Today Crikey confirms the claim of Victoria Police that The Australian published the story of yesterday morning’s anti-terror raids hours before they began, potentially endangering the lives of the officers involved and jeopardising the prevention of a major terrorist incident.

It was a bungle by The Australian — but only a bungle. It is clear The Australian cooperated closely with law enforcement and national security agencies to withhold the story until a time deemed suitable by the latter for release. The fact that a stuff-up occurred does not undermine the essential point that The Australian sought to do the right thing by both personnel involved in counter-terrorism activities and the public interest in being informed.

Now, perhaps predictably, there are suggestions national security agencies are moving to exploit the incident by demanding the right to muzzle press coverage of counter-terrorism activities where coverage might endanger their personnel.

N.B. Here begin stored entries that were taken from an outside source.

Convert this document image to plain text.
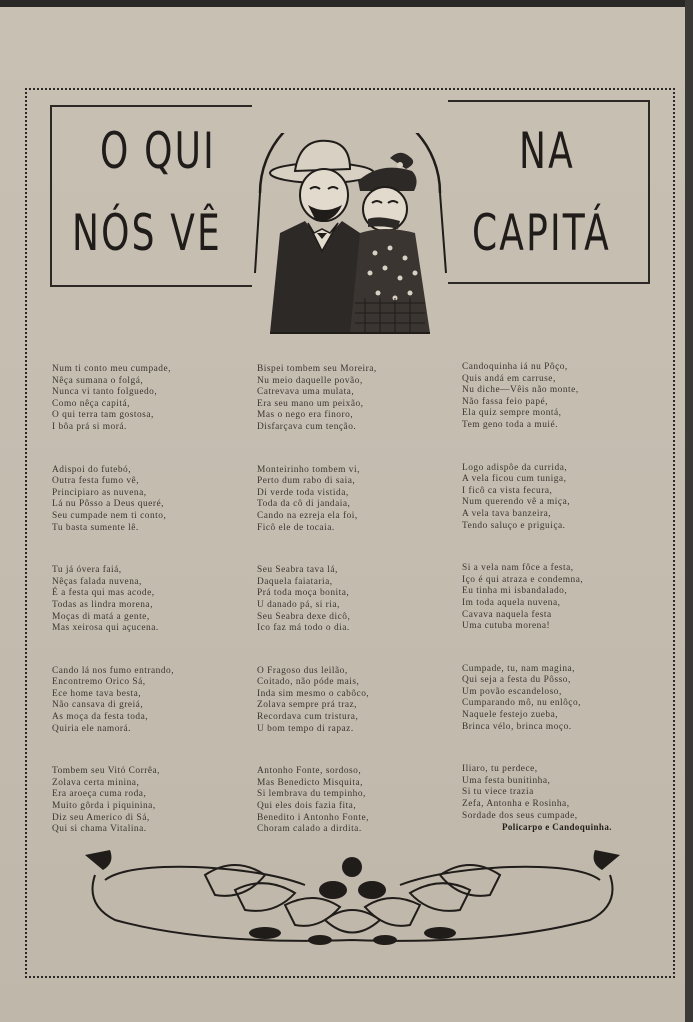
O QUI
NÓS VÊ
NA
CAPITÁ
Num ti conto meu cumpade,
Nêça sumana o folgá,
Nunca vi tanto folguedo,
Como nêça capitá,
O qui terra tam gostosa,
I bôa prá si morá.
Adispoi do futebó,
Outra festa fumo vê,
Principiaro as nuvena,
Lá nu Pôsso a Deus queré,
Seu cumpade nem ti conto,
Tu basta sumente lê.
Tu já óvera faiá,
Nêças falada nuvena,
É a festa qui mas acode,
Todas as lindra morena,
Moças di matá a gente,
Mas xeirosa qui açucena.
Cando lá nos fumo entrando,
Encontremo Orico Sá,
Ece home tava besta,
Não cansava di greiá,
As moça da festa toda,
Quiria ele namorá.
Tombem seu Vitó Corrêa,
Zolava certa minina,
Era aroeça cuma roda,
Muito gôrda i piquinina,
Diz seu Americo di Sá,
Qui si chama Vitalina.
Bispei tombem seu Moreira,
Nu meio daquelle povão,
Catrevava uma mulata,
Era seu mano um peixão,
Mas o nego era finoro,
Disfarçava cum tenção.
Monteirinho tombem vi,
Perto dum rabo di saia,
Di verde toda vistida,
Toda da cô di jandaia,
Cando na ezreja ela foi,
Ficô ele de tocaia.
Seu Seabra tava lá,
Daquela faiataria,
Prá toda moça bonita,
U danado pá, si ria,
Seu Seabra dexe dicô,
Ico faz má todo o dia.
O Fragoso dus leilão,
Coitado, não póde mais,
Inda sim mesmo o cabôco,
Zolava sempre prá traz,
Recordava cum tristura,
U bom tempo di rapaz.
Antonho Fonte, sordoso,
Mas Benedicto Misquita,
Si lembrava du tempinho,
Qui eles dois fazia fita,
Benedito i Antonho Fonte,
Choram calado a dirdita.
Candoquinha iá nu Pôço,
Quis andá em carruse,
Nu diche—Vêis não monte,
Não fassa feio papé,
Ela quiz sempre montá,
Tem geno toda a muié.
Logo adispôe da currida,
A vela ficou cum tuniga,
I ficô ca vista fecura,
Num querendo vê a miça,
A vela tava banzeira,
Tendo saluço e priguiça.
Si a vela nam fôce a festa,
Iço é qui atraza e condemna,
Eu tinha mi isbandalado,
Im toda aquela nuvena,
Cavava naquela festa
Uma cutuba morena!
Cumpade, tu, nam magina,
Qui seja a festa du Pôsso,
Um povão escandeloso,
Cumparando mô, nu enlôço,
Naquele festejo zueba,
Brinca vélo, brinca moço.
Iliaro, tu perdece,
Uma festa bunitinha,
Si tu viece trazia
Zefa, Antonha e Rosinha,
Sordade dos seus cumpade,
Policarpo e Candoquinha.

Which, of course, would be all the time.

A similar call came from Mick Keelty in 2007 when the bungling by the Australian Federal Police of the Mohammed Haneef prosecution was exposed by the media — primarily The Australian.

Our counter-terrorism laws are already draconian enough without unaccountable security agencies being given the right to prevent the press doing the critical job of scrutinising their activities. It doesn’t mean coverage or the handling of stories will be perfect, as yesterday demonstrated, but the alternative of no coverage is far worse.